Both agents and managers were initially skeptical of automated reporting. I involved key users in co-design sessions, demonstrated quick wins early, and made the productivity gain visible from day one.
Agents needed task-level detail; executives needed high-level trends. A role-based experience with distinct views solved this — without fragmenting into three separate products.
Trade-offs
Deliberate design decisions
Pulling live data from four systems simultaneously created bottlenecks. I prioritized real-time refresh for operationally critical metrics (queue status, abandonment) and scheduled cycles for less time-sensitive data — keeping the platform fast without sacrificing what mattered most.
I pushed for actionable items inside the dashboard — letting managers reassign work, escalate, or trigger workflows directly from the metrics they were watching. The business agreed it would be valuable, but integrating across the underlying platforms required pulling in multiple technical teams and a budget no one wanted to commit to. We shipped read-only. I still think it was the right product decision and the wrong one for the user — managers ended up jumping back to legacy tools to act on what the dashboard told them.

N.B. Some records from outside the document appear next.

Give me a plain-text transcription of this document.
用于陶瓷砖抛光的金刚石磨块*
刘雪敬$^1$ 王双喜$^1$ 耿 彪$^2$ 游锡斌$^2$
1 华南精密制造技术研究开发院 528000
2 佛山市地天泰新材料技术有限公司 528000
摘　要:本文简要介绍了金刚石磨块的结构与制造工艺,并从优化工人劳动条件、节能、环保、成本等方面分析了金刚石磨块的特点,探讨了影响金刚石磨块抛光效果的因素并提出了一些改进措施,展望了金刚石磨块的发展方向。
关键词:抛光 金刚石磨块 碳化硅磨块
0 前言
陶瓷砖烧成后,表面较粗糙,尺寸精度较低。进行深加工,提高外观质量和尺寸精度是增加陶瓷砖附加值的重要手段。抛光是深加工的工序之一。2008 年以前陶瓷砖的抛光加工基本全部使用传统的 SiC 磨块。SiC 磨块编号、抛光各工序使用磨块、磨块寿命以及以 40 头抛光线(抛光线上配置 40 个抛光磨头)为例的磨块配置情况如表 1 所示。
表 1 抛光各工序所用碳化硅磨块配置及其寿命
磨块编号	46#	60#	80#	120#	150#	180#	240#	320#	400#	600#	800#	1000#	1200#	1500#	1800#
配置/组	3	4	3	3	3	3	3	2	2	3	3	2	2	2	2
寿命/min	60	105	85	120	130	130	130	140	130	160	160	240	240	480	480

Alongside the dashboard, I proposed sound cues for queue spikes and visual flags when individual or team metrics crossed thresholds. A good-to-have on paper, but a meaningful one for the actual users — the reps work overnight from contact centers in the Philippines, and a passive dashboard asks more attention from a tired night-shift worker than the design should. The feature was agreed-on but parked for a later release. We shipped a quiet dashboard. The agents who needed the help most got the version that helps least.
Takeaway
What I carry forward
Users skeptical of the platform's accuracy wouldn't act on it. Transparency around sourcing and calculation was as important as the design itself.
Building one platform for three audiences works — but only when every decision is anchored in a clear user mental model for each.
Getting 950 operators to change how they work isn't a training challenge. The tool's value has to be visible from the first login.